Moreno-Garcia mantém alguns dos elementos. Em seu livro, Moreau também enxerga seu trabalho como algo divino. Afirma que todos os seres têm uma essência dentro de si e que o rumo natural da vida é buscar esse ponto ideal, o que ele faz é o trabalho de Deus e acelera esse caminho.
Por outro lado, Silvia faz um jogo inverso. Não há o estabelecimento de uma hierarquia em que os “civilizados” se rebaixam ao patamar dos “selvagens”, mas uma complexificação dos atores que fazem parte do contexto histórico usado como base pela escritora — ambos com potencialidades violentas, mas com diferentes perspectivas daquilo que é correto.
Rebelião
No posfácio em que discorre sobre a história do México, Silvia Moreno-Garcia explica que uma guerra foi deflagrada nos territórios de Iucatã, onde o livro se passa, em 1847, porque “os maias, povos originários da península, se rebelaram contra os mexicanos, os descendentes de europeus e a população miscigenada”.
Moreno-Garcia escreve que “os motivos do conflito foram complexos e ligados a hostilidades de longa data. Os donos das terras expandiram suas haciendas para criar gado e cultivar açúcar. O povo maia era sua principal mão de obra, e os donos das terras tinham sistemas violentos de dívidas e castigos para controlá-los.
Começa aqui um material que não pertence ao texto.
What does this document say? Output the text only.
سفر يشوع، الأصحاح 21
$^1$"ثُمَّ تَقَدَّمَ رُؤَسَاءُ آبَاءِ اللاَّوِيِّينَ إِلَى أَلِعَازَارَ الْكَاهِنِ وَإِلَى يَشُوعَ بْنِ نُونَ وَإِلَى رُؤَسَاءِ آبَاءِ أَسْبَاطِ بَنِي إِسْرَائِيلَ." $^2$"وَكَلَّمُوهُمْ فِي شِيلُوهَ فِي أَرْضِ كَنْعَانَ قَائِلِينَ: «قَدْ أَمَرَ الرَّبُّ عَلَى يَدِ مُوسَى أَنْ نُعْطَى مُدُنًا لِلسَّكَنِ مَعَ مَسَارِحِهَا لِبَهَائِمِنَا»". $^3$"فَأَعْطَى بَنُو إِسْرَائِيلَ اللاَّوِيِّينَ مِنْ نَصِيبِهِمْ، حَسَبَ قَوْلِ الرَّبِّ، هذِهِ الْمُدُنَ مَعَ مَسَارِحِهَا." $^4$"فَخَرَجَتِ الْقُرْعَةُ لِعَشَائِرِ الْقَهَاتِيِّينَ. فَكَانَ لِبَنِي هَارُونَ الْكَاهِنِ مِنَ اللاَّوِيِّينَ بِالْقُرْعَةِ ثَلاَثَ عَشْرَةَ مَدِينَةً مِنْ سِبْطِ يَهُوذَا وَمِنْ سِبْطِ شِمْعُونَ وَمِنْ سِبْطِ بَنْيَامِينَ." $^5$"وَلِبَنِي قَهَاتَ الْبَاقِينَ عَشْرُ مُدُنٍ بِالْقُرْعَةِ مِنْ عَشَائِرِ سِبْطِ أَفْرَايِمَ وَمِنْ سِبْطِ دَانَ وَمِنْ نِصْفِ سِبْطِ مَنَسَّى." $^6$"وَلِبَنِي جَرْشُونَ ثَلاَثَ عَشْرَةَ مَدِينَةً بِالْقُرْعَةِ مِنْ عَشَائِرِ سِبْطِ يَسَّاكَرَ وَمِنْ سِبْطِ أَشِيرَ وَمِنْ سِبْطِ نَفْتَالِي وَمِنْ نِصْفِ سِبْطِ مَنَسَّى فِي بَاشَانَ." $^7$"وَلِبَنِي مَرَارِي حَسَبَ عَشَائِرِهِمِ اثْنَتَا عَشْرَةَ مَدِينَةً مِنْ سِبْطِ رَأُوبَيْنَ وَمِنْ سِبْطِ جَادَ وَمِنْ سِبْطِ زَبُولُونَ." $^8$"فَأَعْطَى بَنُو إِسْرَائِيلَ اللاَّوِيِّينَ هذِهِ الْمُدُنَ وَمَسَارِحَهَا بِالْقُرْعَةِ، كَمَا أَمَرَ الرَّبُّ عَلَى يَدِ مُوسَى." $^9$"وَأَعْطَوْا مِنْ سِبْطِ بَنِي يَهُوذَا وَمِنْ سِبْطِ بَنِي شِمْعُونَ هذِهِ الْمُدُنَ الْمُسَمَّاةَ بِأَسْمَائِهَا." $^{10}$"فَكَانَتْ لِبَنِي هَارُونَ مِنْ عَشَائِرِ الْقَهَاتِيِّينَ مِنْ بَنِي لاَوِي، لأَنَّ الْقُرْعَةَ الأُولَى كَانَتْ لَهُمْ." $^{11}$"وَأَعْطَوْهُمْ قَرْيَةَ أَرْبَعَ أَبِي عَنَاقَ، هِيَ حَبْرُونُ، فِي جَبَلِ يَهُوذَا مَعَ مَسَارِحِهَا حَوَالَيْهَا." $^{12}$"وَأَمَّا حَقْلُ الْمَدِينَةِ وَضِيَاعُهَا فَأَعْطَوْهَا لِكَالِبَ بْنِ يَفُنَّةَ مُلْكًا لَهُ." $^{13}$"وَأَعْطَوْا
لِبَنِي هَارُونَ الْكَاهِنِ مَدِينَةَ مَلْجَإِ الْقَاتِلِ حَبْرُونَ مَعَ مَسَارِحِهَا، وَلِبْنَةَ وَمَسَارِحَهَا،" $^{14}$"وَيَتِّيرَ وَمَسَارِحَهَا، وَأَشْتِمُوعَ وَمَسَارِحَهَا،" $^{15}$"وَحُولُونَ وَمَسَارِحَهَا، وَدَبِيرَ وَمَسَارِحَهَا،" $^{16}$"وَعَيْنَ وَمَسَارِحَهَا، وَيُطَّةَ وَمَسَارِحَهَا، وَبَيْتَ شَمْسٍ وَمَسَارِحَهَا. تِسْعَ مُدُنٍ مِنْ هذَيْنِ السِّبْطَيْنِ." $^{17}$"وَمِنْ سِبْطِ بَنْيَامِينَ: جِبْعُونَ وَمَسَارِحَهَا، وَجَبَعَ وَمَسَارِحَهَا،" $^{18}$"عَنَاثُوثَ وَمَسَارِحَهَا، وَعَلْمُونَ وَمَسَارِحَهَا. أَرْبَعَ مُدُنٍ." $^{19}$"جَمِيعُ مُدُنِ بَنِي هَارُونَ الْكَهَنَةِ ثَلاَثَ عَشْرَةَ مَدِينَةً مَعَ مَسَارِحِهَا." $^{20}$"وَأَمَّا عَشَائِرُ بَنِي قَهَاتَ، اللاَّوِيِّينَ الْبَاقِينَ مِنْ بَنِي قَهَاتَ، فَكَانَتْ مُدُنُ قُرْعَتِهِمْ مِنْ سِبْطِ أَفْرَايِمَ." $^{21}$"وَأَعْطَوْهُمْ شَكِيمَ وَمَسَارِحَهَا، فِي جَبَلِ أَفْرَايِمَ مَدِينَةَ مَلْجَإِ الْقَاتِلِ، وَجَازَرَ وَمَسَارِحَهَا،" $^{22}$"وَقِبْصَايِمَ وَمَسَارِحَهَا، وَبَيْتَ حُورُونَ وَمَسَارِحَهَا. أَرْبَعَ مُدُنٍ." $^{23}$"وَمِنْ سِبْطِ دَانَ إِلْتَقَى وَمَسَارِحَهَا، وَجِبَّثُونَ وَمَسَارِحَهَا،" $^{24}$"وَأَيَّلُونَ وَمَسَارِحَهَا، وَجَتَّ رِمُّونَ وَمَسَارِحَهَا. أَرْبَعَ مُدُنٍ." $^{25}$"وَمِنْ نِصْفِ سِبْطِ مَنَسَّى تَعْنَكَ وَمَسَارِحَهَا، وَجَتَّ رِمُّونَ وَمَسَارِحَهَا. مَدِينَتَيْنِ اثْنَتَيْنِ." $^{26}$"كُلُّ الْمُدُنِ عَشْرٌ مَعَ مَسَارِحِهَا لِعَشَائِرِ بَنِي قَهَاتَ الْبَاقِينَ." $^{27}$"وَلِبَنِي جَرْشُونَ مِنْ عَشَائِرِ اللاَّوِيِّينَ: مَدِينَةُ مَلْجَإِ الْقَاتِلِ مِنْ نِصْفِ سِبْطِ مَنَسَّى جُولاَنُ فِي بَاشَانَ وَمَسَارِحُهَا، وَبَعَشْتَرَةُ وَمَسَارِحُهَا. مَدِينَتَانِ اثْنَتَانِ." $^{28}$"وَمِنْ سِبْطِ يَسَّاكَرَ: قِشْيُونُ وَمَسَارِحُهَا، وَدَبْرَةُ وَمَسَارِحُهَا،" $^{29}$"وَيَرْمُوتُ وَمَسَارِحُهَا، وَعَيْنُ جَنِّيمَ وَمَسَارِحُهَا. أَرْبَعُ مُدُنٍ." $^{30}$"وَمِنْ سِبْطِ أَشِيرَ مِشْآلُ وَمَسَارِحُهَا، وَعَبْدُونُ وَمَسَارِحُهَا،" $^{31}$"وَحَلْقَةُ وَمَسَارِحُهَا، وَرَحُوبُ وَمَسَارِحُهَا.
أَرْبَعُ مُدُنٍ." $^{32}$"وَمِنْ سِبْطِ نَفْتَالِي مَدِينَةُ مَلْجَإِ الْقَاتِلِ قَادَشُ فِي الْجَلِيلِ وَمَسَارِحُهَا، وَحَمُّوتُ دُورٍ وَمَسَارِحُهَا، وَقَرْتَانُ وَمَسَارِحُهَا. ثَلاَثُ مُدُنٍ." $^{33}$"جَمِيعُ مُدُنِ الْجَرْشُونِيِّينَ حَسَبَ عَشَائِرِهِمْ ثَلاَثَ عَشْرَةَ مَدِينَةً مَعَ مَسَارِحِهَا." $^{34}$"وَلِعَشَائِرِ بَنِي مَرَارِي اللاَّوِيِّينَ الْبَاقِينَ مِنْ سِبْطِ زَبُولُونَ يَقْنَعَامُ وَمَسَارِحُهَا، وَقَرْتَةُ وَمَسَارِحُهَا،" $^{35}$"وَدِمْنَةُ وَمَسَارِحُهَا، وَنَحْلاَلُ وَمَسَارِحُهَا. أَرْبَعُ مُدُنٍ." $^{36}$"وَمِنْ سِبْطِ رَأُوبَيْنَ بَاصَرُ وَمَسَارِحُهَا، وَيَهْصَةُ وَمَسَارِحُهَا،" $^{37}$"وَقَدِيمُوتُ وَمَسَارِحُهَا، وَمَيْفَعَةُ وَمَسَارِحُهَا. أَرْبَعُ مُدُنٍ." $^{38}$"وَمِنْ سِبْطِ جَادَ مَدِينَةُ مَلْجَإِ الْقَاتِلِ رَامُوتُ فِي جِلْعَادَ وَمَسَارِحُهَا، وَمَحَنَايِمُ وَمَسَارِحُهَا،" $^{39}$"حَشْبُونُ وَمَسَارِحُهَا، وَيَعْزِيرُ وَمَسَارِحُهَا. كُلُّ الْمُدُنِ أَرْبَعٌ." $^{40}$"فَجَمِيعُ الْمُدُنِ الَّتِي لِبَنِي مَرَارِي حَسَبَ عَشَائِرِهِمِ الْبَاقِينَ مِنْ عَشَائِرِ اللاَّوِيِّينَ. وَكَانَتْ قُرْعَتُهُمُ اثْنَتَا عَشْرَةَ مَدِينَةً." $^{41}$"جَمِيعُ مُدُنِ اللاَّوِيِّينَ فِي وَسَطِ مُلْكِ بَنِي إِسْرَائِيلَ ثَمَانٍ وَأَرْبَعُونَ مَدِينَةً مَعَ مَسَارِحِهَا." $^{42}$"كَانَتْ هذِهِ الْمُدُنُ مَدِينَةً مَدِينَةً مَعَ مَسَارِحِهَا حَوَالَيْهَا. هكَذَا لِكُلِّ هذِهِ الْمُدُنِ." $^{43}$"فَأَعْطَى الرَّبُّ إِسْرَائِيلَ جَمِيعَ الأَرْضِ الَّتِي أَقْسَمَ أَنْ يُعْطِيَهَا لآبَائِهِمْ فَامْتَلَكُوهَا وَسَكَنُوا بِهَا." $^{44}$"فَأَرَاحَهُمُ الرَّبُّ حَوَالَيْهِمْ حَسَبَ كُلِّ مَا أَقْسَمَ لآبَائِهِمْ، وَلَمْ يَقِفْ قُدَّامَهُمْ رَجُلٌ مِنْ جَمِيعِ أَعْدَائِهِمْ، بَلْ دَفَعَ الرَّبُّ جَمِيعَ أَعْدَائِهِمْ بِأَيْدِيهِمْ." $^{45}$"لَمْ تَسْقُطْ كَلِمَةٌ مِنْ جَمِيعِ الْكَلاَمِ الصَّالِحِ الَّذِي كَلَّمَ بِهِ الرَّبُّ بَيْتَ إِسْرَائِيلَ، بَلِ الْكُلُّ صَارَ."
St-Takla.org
Outros aspectos de tensão eram os impostos, assim como a violência e a discriminação contra os maias”.
Além dessas duas faces, havia ainda trabalhadores negros, asiáticos e europeus que chegavam à região e adotavam uma posição intermediária no conflito. Soma-se a isso uma interferência britânica: primeiro, apoiando os maias rebeldes para diminuir a influência do México e conseguir explorar os recursos naturais da região; depois, apoiando e reconhecendo os direitos e poderes dos mexicanos na região.
Todos esses atores tomam parte na construção de Silvia Moreno-Garcia. A família Lizalde está em busca de mão de obra barata e que trabalhe devota ao sistema exploratório. Laughton Montgomery, mayordomo de Yaxaktun, trabalha sob um pesado regime de dívidas contraídas junto a Hernando Lizalde, herdadas de seu tempo na Europa, e raramente recebe um ordenado pelo seu trabalho.
Moreau também é uma face do poder civilizatório atuando na ilha. Como visto acima, educa seus híbridos de acordo com preceitos cristãos e usa a ciência moderna como caminho para saciar as curiosidades. Moreau não é guiado por impulsos altruístas, suas ações são guiadas por uma curiosidade mórbida que desconsidera o valor da vida de seus híbridos e defende que suas descobertas são mais importantes que qualquer vida considerada inferior.
Além disso, Moreau também exerce um poder de contenção e silenciamento dos colonizados. Um dos exemplos é a protagonista do livro, Carlota. Em sua jornada de compreensão dos defeitos do pai, precisa confrontar sua educação voltada para a docilidade e passividade, incutidas desde a juventude. Ao desejar proteger seus companheiros, precisa aprender a identificar que sua raiva é justificada e sua força, potente. Por outro lado, outros híbridos são mais acostumados a essa força e facilmente se tornam simpáticos aos revolucionários nativos que atacam as haciendas da região, liderados por Juan Cumux.
Ao desenvolver um percurso de autodescoberta de Carlota, Moreno-Garcia apresenta uma face complexa da compreensão da autodefesa enquanto forma de resistência da violência cometida pelos colonizadores. Quando quebram as amarras da formação que os ensina a não reagir, os colonizados podem tomar parte das rédeas do próprio destino.